Evolution of ciclosporin nephrotoxicity in patients treated for autoimmune uveitis.

Among 73 patients treated with ciclosporin (CS) for autoimmune uveitis, a 50% elevation of serum creatinine was observed in 37% within 3 months of starting CS and in 25% after more than 6 months of relatively uncomplicated therapy. Sequential renal function and histologic evaluations were performed in 17 patients to further characterize the nephrotoxic effects of long-term CS therapy. Inulin clearance remained essentially unchanged in 12 patients despite CS dosage reductions in the majority. In 2 such patients, repeat renal biopsy specimens revealed evidence of progressive irreversible kidney injury even though renal function was stable. Inulin clearance decreased substantially in 3 patients; in 1 case a follow-up renal biopsy showed increased severity of chronic histologic change. For 2 patients, the inulin clearance more than doubled after CS dosage reduction; and in 1 of those cases, repeat renal biopsy showed no evidence of progressive renal scarring.

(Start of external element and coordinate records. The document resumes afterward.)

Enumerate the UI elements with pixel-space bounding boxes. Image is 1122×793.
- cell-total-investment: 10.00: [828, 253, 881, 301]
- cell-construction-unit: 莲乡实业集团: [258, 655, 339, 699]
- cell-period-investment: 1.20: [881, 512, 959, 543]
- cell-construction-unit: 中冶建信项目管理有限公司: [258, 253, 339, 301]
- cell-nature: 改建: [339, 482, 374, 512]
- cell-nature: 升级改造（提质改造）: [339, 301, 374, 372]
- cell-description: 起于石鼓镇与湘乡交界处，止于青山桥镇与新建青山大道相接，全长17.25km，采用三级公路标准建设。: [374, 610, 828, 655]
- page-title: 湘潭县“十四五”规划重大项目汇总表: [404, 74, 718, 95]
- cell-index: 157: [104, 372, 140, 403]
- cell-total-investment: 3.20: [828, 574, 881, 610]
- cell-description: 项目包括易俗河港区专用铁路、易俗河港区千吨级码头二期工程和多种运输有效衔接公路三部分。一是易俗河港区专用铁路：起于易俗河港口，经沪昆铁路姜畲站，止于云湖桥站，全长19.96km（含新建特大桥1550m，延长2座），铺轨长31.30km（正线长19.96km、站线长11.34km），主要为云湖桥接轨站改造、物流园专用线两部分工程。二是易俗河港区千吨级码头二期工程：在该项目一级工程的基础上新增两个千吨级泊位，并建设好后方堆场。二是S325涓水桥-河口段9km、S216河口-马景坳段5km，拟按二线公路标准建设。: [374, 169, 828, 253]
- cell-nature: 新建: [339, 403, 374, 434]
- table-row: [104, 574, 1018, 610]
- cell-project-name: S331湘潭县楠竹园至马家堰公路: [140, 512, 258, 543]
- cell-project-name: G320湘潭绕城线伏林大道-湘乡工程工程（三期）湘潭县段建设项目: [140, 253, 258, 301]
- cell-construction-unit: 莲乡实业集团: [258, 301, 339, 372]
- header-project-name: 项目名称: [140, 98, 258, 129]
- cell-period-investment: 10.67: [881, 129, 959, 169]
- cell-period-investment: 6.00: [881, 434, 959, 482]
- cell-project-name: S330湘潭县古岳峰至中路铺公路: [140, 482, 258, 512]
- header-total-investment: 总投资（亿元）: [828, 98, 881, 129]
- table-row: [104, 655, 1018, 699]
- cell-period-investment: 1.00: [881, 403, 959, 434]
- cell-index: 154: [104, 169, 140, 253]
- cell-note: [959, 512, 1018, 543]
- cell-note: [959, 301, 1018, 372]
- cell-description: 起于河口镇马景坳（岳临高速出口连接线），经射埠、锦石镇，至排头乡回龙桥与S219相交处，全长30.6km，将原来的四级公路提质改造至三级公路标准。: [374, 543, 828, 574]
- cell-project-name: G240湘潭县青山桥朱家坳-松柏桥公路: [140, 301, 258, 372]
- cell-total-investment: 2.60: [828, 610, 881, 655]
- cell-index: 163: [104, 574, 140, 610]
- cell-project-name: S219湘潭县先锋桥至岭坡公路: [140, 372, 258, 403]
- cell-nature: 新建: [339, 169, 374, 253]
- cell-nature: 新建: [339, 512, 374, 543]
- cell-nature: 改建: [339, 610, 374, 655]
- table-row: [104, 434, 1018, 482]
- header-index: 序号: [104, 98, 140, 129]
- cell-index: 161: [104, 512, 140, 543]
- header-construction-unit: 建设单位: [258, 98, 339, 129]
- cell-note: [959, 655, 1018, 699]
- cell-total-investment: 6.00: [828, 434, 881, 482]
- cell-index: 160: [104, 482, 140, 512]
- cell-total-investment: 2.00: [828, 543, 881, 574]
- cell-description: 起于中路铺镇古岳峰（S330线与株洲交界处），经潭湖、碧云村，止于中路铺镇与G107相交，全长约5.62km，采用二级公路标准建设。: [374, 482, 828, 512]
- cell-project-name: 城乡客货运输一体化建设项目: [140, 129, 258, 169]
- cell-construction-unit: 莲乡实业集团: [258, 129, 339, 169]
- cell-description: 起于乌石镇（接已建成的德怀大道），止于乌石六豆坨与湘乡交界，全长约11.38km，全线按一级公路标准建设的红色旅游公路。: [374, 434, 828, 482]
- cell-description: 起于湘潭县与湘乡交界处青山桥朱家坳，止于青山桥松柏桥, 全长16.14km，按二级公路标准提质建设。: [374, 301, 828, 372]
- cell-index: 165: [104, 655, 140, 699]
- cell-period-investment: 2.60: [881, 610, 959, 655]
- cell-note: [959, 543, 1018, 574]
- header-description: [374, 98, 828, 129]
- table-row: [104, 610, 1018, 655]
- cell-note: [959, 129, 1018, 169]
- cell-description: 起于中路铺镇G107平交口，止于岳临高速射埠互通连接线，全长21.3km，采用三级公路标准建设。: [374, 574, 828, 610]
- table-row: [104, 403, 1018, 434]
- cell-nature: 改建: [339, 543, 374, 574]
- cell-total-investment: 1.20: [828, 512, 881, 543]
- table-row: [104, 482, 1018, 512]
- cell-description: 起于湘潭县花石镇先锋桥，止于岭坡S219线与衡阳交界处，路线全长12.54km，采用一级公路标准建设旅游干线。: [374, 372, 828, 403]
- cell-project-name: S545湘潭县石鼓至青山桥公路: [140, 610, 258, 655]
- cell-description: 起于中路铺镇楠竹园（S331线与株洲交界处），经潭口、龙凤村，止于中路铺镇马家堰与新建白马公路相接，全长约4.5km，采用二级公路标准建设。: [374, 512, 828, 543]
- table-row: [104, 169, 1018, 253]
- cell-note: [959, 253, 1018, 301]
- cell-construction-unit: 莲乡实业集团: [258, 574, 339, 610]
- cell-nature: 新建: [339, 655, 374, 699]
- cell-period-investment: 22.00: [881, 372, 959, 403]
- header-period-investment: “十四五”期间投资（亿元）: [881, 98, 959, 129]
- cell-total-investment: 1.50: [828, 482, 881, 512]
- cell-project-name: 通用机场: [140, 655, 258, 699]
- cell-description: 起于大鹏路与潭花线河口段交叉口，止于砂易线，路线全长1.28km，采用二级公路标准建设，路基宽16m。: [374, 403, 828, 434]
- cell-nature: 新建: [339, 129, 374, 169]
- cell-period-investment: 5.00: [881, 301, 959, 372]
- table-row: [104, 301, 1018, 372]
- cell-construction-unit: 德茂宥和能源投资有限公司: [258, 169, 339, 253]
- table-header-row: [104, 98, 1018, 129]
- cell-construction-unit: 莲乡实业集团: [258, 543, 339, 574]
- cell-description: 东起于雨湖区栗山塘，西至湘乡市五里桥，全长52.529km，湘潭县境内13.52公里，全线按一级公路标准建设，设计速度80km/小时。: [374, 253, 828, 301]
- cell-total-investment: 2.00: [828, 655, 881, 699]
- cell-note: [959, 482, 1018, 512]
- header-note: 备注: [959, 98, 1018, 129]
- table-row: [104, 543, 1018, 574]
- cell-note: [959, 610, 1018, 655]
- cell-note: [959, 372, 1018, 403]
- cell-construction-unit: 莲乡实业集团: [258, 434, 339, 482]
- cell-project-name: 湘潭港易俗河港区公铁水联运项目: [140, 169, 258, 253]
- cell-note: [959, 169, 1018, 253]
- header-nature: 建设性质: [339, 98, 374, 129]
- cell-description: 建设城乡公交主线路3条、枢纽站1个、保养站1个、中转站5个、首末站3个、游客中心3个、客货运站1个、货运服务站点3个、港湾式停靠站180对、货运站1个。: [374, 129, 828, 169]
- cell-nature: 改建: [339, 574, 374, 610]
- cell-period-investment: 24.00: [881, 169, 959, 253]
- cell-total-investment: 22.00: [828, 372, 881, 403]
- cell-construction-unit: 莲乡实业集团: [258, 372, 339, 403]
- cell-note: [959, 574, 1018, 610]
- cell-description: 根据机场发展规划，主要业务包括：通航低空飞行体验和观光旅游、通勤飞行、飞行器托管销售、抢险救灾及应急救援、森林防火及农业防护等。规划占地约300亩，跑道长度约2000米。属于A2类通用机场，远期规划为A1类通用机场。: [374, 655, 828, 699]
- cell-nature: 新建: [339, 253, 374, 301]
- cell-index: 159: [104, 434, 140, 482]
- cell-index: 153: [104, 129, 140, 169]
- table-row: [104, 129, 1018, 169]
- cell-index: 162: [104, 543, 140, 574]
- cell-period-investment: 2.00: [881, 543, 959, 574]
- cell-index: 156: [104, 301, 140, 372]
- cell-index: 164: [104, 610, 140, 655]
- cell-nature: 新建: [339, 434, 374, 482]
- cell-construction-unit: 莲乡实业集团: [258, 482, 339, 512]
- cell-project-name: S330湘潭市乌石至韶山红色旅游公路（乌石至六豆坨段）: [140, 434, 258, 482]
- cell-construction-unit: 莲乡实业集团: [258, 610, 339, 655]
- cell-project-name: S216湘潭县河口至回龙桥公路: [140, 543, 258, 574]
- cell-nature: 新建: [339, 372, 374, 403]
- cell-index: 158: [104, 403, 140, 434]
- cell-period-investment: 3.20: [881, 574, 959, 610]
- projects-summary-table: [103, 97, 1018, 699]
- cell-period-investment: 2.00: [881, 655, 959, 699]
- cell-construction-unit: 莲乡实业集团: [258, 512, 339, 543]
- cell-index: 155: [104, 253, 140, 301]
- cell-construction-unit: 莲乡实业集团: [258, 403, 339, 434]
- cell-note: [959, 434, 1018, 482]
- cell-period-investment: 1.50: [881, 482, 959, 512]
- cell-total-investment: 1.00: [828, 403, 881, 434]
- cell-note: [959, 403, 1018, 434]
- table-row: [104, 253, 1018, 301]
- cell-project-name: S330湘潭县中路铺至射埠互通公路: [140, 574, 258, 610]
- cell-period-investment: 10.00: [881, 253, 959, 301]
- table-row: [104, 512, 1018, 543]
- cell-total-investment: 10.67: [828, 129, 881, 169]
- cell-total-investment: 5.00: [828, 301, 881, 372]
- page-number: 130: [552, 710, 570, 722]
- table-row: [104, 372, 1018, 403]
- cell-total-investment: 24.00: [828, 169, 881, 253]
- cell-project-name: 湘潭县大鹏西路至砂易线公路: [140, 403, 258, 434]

Overall, the morphologic attributes of irreversible kidney injury (designated by a chronicity index including glomerular sclerosis, tubular atrophy and interstitial fibrosis) were increased in 3 of 6 follow-up renal biopsy specimens. Histologic alterations of renal arterioles, including hyaline change, were observed in all CS-treated patients. The hyaline change of arterioles was either extensive in the first renal biopsy specimen or became extensive in the second biopsy in the 3 cases manifesting an increased chronicity index on the follow-up renal biopsy. Thus, parenchymal injury can progress in some cases despite CS dosage reduction and stable renal function; renal arteriolar histologic change is a prominent finding in these patients. Patients that exhibit a substantial improvement in renal function after dosage reduction may experience a more favorable course.